Ukrainian crisis: Russian roulette in space?

Ukrainian crisis: Russian roulette in space?

A decisive Russian mood can leave American astronauts without traveling to the International Space Station.

Since NASA retired its fleet of space shuttles in 2011, Russia became a monopolist in the field of sending crews into space. The only other country that can currently send people into space - China, is not a member of the 15-nation space station partnership.

This puts the United States in a vulnerable position.

Currently, space cooperation between the United States and Russia is isolated from the political whirlwind generated by Russia's decision to send troops to the Crimea peninsula last week, thereby causing fear of a full-fledged invasion.

"We continue to monitor the situation," - said NASA administrator Charles Bolden reporters during a conference call on Tuesday.

“Everything for us continues to be nominal,” he says.

Ukrainian crisis: Russian roulette in space?

The cost of delivering a payload to the ISS per kilogram. Price is in US dollars

Bolden also noted that the space station had gone through “numerous space crises,” starting from the moment astronauts began to live there full-time on November 2, 2000. It even includes the period of the 2008 war between Russia and Georgia. “NASA and its Russian counterpart, Roscosmos, maintain professional, beneficial and collegial working relationships and will continue to do so during the course of the ISS program and beyond,” add NASA representatives.
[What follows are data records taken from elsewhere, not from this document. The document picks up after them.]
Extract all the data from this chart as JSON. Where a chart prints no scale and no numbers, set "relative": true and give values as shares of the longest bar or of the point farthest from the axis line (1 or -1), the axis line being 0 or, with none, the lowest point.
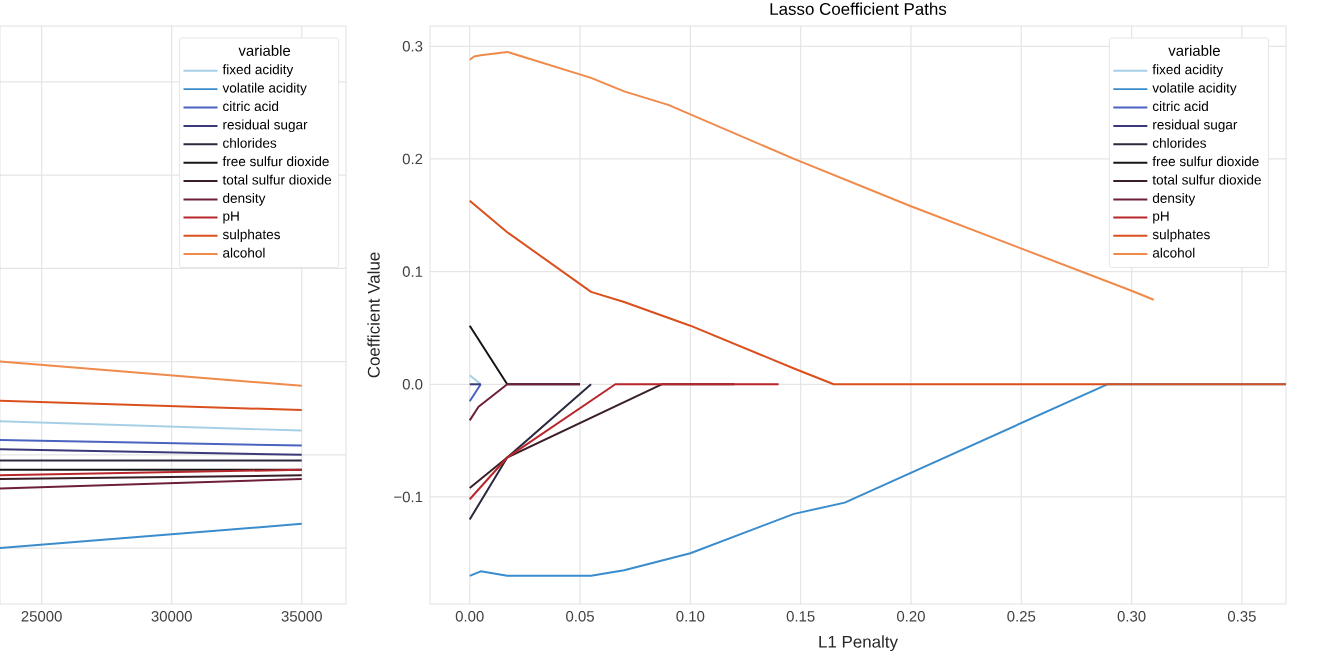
{
  "chart_data": [
    {
      "type": "line",
      "relative": true,
      "x": [
        23400,
        35000
      ],
      "xlim": [
        23400,
        36700
      ],
      "xticks": [
        25000,
        30000,
        35000
      ],
      "tick_labels": "x",
      "grid": true,
      "legend": "top right",
      "legend_title": "variable",
      "series": [
        {
          "name": "fixed acidity",
          "color": "#a6cfe6",
          "values": [
            0.68,
            0.63
          ]
        },
        {
          "name": "volatile acidity",
          "color": "#3a8ccc",
          "values": [
            0,
            0.13
          ]
        },
        {
          "name": "citric acid",
          "color": "#4a62c0",
          "values": [
            0.58,
            0.55
          ]
        },
        {
          "name": "residual sugar",
          "color": "#3a3a78",
          "values": [
            0.53,
            0.5
          ]
        },
        {
          "name": "chlorides",
          "color": "#2a2a3e",
          "values": [
            0.47,
            0.47
          ]
        },
        {
          "name": "free sulfur dioxide",
          "color": "#161616",
          "values": [
            0.42,
            0.42
          ]
        },
        {
          "name": "total sulfur dioxide",
          "color": "#3a1e28",
          "values": [
            0.37,
            0.39
          ]
        },
        {
          "name": "density",
          "color": "#6e1e3a",
          "values": [
            0.32,
            0.37
          ]
        },
        {
          "name": "pH",
          "color": "#b8262c",
          "values": [
            0.39,
            0.42
          ]
        },
        {
          "name": "sulphates",
          "color": "#d9501e",
          "values": [
            0.79,
            0.74
          ]
        },
        {
          "name": "alcohol",
          "color": "#f08a4b",
          "values": [
            1,
            0.87
          ]
        }
      ]
    },
    {
      "type": "line",
      "title": "Lasso Coefficient Paths",
      "xlabel": "L1 Penalty",
      "ylabel": "Coefficient Value",
      "xlim": [
        -0.018,
        0.37
      ],
      "ylim": [
        -0.195,
        0.318
      ],
      "xticks": [
        {
          "value": 0,
          "label": "0.00"
        },
        {
          "value": 0.05,
          "label": "0.05"
        },
        {
          "value": 0.1,
          "label": "0.10"
        },
        {
          "value": 0.15,
          "label": "0.15"
        },
        {
          "value": 0.2,
          "label": "0.20"
        },
        {
          "value": 0.25,
          "label": "0.25"
        },
        {
          "value": 0.3,
          "label": "0.30"
        },
        {
          "value": 0.35,
          "label": "0.35"
        }
      ],
      "yticks": [
        {
          "value": -0.1,
          "label": "−0.1"
        },
        {
          "value": 0,
          "label": "0.0"
        },
        {
          "value": 0.1,
          "label": "0.1"
        },
        {
          "value": 0.2,
          "label": "0.2"
        },
        {
          "value": 0.3,
          "label": "0.3"
        }
      ],
      "grid": true,
      "legend": "top right",
      "legend_title": "variable",
      "series": [
        {
          "name": "fixed acidity",
          "color": "#a6cfe6",
          "x": [
            0,
            0.005
          ],
          "values": [
            0.008,
            0
          ]
        },
        {
          "name": "volatile acidity",
          "color": "#3a8ccc",
          "x": [
            0,
            0.005,
            0.017,
            0.055,
            0.07,
            0.1,
            0.147,
            0.17,
            0.289,
            0.37
          ],
          "values": [
            -0.17,
            -0.166,
            -0.17,
            -0.17,
            -0.165,
            -0.15,
            -0.115,
            -0.105,
            0,
            0
          ]
        },
        {
          "name": "citric acid",
          "color": "#4a62c0",
          "x": [
            0,
            0.005
          ],
          "values": [
            -0.015,
            0
          ]
        },
        {
          "name": "residual sugar",
          "color": "#3a3a78",
          "x": [
            0,
            0.005
          ],
          "values": [
            0,
            0
          ]
        },
        {
          "name": "chlorides",
          "color": "#2a2a3e",
          "x": [
            0,
            0.017,
            0.055
          ],
          "values": [
            -0.12,
            -0.065,
            0
          ]
        },
        {
          "name": "free sulfur dioxide",
          "color": "#161616",
          "x": [
            0,
            0.017,
            0.05
          ],
          "values": [
            0.052,
            0,
            0
          ]
        },
        {
          "name": "total sulfur dioxide",
          "color": "#3a1e28",
          "x": [
            0,
            0.017,
            0.087,
            0.12
          ],
          "values": [
            -0.092,
            -0.065,
            0,
            0
          ]
        },
        {
          "name": "density",
          "color": "#6e1e3a",
          "x": [
            0,
            0.004,
            0.017,
            0.05
          ],
          "values": [
            -0.032,
            -0.02,
            0,
            0
          ]
        },
        {
          "name": "pH",
          "color": "#b8262c",
          "x": [
            0,
            0.017,
            0.066,
            0.14
          ],
          "values": [
            -0.102,
            -0.065,
            0,
            0
          ]
        },
        {
          "name": "sulphates",
          "color": "#d9501e",
          "x": [
            0,
            0.017,
            0.055,
            0.07,
            0.1,
            0.147,
            0.165,
            0.37
          ],
          "values": [
            0.163,
            0.135,
            0.082,
            0.073,
            0.052,
            0.014,
            0,
            0
          ]
        },
        {
          "name": "alcohol",
          "color": "#f08a4b",
          "x": [
            0,
            0.002,
            0.005,
            0.017,
            0.055,
            0.07,
            0.09,
            0.147,
            0.2,
            0.3,
            0.31
          ],
          "values": [
            0.288,
            0.291,
            0.292,
            0.295,
            0.272,
            0.26,
            0.248,
            0.2,
            0.158,
            0.083,
            0.075
          ]
        }
      ]
    }
  ]
}
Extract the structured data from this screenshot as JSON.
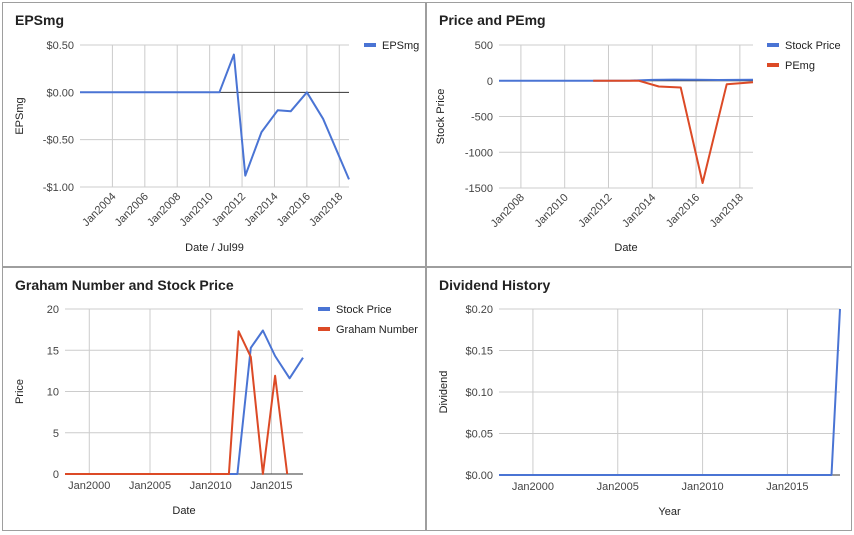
{
  "colors": {
    "blue": "#4a74d4",
    "red": "#dc4a26",
    "grid": "#cccccc",
    "baseline": "#333333"
  },
  "chart_data": [
    {
      "type": "line",
      "title": "EPSmg",
      "xlabel": "Date / Jul99",
      "ylabel": "EPSmg",
      "xlim": [
        2002.0,
        2018.6
      ],
      "ylim": [
        -1.0,
        0.5
      ],
      "xticks": [
        2004,
        2006,
        2008,
        2010,
        2012,
        2014,
        2016,
        2018
      ],
      "xtick_labels": [
        "Jan2004",
        "Jan2006",
        "Jan2008",
        "Jan2010",
        "Jan2012",
        "Jan2014",
        "Jan2016",
        "Jan2018"
      ],
      "yticks": [
        -1.0,
        -0.5,
        0.0,
        0.5
      ],
      "ytick_labels": [
        "-$1.00",
        "-$0.50",
        "$0.00",
        "$0.50"
      ],
      "legend_position": "top-right",
      "series": [
        {
          "name": "EPSmg",
          "color": "#4a74d4",
          "x": [
            2002.0,
            2004.0,
            2006.0,
            2008.0,
            2010.0,
            2010.6,
            2011.5,
            2012.2,
            2013.2,
            2014.2,
            2015.0,
            2016.0,
            2017.0,
            2018.6
          ],
          "y": [
            0.0,
            0.0,
            0.0,
            0.0,
            0.0,
            0.0,
            0.4,
            -0.88,
            -0.42,
            -0.19,
            -0.2,
            0.0,
            -0.28,
            -0.92
          ]
        }
      ]
    },
    {
      "type": "line",
      "title": "Price and PEmg",
      "xlabel": "Date",
      "ylabel": "Stock Price",
      "xlim": [
        2007.0,
        2018.6
      ],
      "ylim": [
        -1500,
        500
      ],
      "xticks": [
        2008,
        2010,
        2012,
        2014,
        2016,
        2018
      ],
      "xtick_labels": [
        "Jan2008",
        "Jan2010",
        "Jan2012",
        "Jan2014",
        "Jan2016",
        "Jan2018"
      ],
      "yticks": [
        -1500,
        -1000,
        -500,
        0,
        500
      ],
      "ytick_labels": [
        "-1500",
        "-1000",
        "-500",
        "0",
        "500"
      ],
      "legend_position": "top-right",
      "series": [
        {
          "name": "Stock Price",
          "color": "#4a74d4",
          "x": [
            2007.0,
            2009.0,
            2011.0,
            2013.0,
            2014.0,
            2015.0,
            2016.0,
            2017.0,
            2018.6
          ],
          "y": [
            0,
            0,
            0,
            2,
            12,
            16,
            14,
            11,
            14
          ]
        },
        {
          "name": "PEmg",
          "color": "#dc4a26",
          "x": [
            2011.3,
            2012.5,
            2013.4,
            2014.3,
            2015.3,
            2016.3,
            2017.4,
            2018.6
          ],
          "y": [
            0,
            0,
            0,
            -80,
            -95,
            -1430,
            -50,
            -20
          ]
        }
      ]
    },
    {
      "type": "line",
      "title": "Graham Number and Stock Price",
      "xlabel": "Date",
      "ylabel": "Price",
      "xlim": [
        1998.0,
        2017.6
      ],
      "ylim": [
        0,
        20
      ],
      "xticks": [
        2000,
        2005,
        2010,
        2015
      ],
      "xtick_labels": [
        "Jan2000",
        "Jan2005",
        "Jan2010",
        "Jan2015"
      ],
      "yticks": [
        0,
        5,
        10,
        15,
        20
      ],
      "ytick_labels": [
        "0",
        "5",
        "10",
        "15",
        "20"
      ],
      "legend_position": "top-right",
      "series": [
        {
          "name": "Stock Price",
          "color": "#4a74d4",
          "x": [
            1998.0,
            2005.0,
            2010.0,
            2012.2,
            2013.3,
            2014.3,
            2015.3,
            2016.5,
            2017.6
          ],
          "y": [
            0,
            0,
            0,
            0,
            15.3,
            17.4,
            14.3,
            11.6,
            14.1
          ]
        },
        {
          "name": "Graham Number",
          "color": "#dc4a26",
          "x": [
            1998.0,
            2005.0,
            2010.0,
            2011.5,
            2012.3,
            2013.3,
            2014.3,
            2015.3,
            2016.3
          ],
          "y": [
            0,
            0,
            0,
            0,
            17.3,
            14.2,
            0,
            11.9,
            0
          ]
        }
      ]
    },
    {
      "type": "line",
      "title": "Dividend History",
      "xlabel": "Year",
      "ylabel": "Dividend",
      "xlim": [
        1998.0,
        2018.1
      ],
      "ylim": [
        0,
        0.2
      ],
      "xticks": [
        2000,
        2005,
        2010,
        2015
      ],
      "xtick_labels": [
        "Jan2000",
        "Jan2005",
        "Jan2010",
        "Jan2015"
      ],
      "yticks": [
        0,
        0.05,
        0.1,
        0.15,
        0.2
      ],
      "ytick_labels": [
        "$0.00",
        "$0.05",
        "$0.10",
        "$0.15",
        "$0.20"
      ],
      "legend_position": "none",
      "series": [
        {
          "color": "#4a74d4",
          "x": [
            1998.0,
            2010.0,
            2017.6,
            2018.1
          ],
          "y": [
            0,
            0,
            0,
            0.2
          ]
        }
      ]
    }
  ]
}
Ukrainian crisis: Russian roulette in space?

Using the Falcon 9 system can significantly reduce the cost of delivering cargo to the ISS

NASA is investing in private companies that can build commercial passenger spacecraft, which in turn will allow the US to gain independence from Russia in this area until 2020.

"This, of course, increases the incentive for the United States to become less dependent on an increasingly volatile and barbed Russia," says Joan Johnson-Freese, a professor of national security at the US Naval College in Rhode Island.

"The budget request from the Trump administration for NASA for the year to October 1 is $ 848 million. An additional $ 250 million for the program may come from an additional budget," said NASA Chief Financial Officer Beth Robinson.